None of the following ideas can store low-hydrogen rods properly. However, they are good enough for rutile rods and better than nothing for low-hydrogen rods if the present air moisture is excessive. Furthermore, these ideas are meant to be short-time storage solutions.
- If you have an unused old refrigerator, you can convert it and use it as a rod oven:
- The main idea is to replace the light bulb with a more powerful one to produce enough heat.
- Then put a kill switch to turn off the light before opening the door.
- Wire the light to be continuously on.
- Finally, drill a small hole so the moisture can escape.
- An old microwave that is long enough to put rods inside can be modified too. You only use the frame, and you remove the mechanism. You convert it the same way as with the refrigerator.
Probably the best solution when you don’t have a rod oven
What can you do if you need to weld with low-hydrogen rods from time to time without having them contaminated?
- The simplest thing to do is to buy a small package with enough rods for your job.
- Prepare everything until the final weld.
- Open the box and use them within the 4-hour or if they are moisture-resistant 9-hour time safe period they allow.
- Keep the rest of the rods for non-critical work.
Weldpundit has a detailed article on how to store stick rods, with tips for home welders.
Welding electrode ovens are meant for professionals who must always follow the welding code or meet the project’s service requirements.

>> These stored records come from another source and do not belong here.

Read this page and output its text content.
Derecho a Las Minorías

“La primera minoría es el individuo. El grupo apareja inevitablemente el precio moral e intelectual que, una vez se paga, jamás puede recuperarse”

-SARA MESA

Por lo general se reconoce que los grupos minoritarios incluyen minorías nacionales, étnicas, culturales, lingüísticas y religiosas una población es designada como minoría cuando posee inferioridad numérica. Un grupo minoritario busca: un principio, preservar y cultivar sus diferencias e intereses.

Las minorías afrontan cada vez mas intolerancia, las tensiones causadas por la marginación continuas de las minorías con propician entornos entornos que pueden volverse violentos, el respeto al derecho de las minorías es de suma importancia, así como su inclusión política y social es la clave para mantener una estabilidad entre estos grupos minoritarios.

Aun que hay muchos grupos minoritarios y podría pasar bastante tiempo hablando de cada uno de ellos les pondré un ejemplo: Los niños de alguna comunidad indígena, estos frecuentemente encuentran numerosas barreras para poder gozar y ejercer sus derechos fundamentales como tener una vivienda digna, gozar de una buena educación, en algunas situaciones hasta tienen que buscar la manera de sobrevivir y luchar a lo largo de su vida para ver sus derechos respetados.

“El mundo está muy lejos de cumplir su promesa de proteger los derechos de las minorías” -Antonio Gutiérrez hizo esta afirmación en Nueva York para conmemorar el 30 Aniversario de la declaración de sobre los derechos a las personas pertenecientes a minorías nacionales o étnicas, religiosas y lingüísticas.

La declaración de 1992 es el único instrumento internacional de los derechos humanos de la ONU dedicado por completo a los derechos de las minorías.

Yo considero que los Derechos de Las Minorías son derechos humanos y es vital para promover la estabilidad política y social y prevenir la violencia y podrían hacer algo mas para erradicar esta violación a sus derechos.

A home welder, who wants to use low-hydrogen rods to weld something critical, should get a small portable rod oven, the right tool for the right job.
For typical welding of mild steel, there is no need for an oven.
Relative questions for welding rod ovens
Do stainless steel welding rods need a welding oven?
All stainless steel stick rods need a rod oven for storage or rebaking because they are sensitive to moisture. You handle stainless rods the same way as low-hydrogen rods at their recommended temperatures.
If stainless steel rods absorb moisture, you will find it hard to start the arc and complete the bead. As a result, you will have an ugly bead on this beautiful and expensive metal.
The most sensitive stainless steel rods are those ending with the -15 suffix. This suffix means the flux covering is low-hydrogen.
Does flux-cored wire need a welding oven?
Flux-cored wire with low-hydrogen characteristics, such as the dual-shielded E71T-5, will absorb moisture despite it is covered by metal. For this reason, these wires need to be stored in ovens and not left unprotected.
Specialized ovens designed for wire spools are available for professional needs.
Rebaking is only possible with flux-cored wires on metallic spools, and it usually lasts 6-8 hours at 300°F (150°C).
Flux-cored wires on plastic spools are never rebaked and can only be stored at low temperatures of 125 °F (52 °C).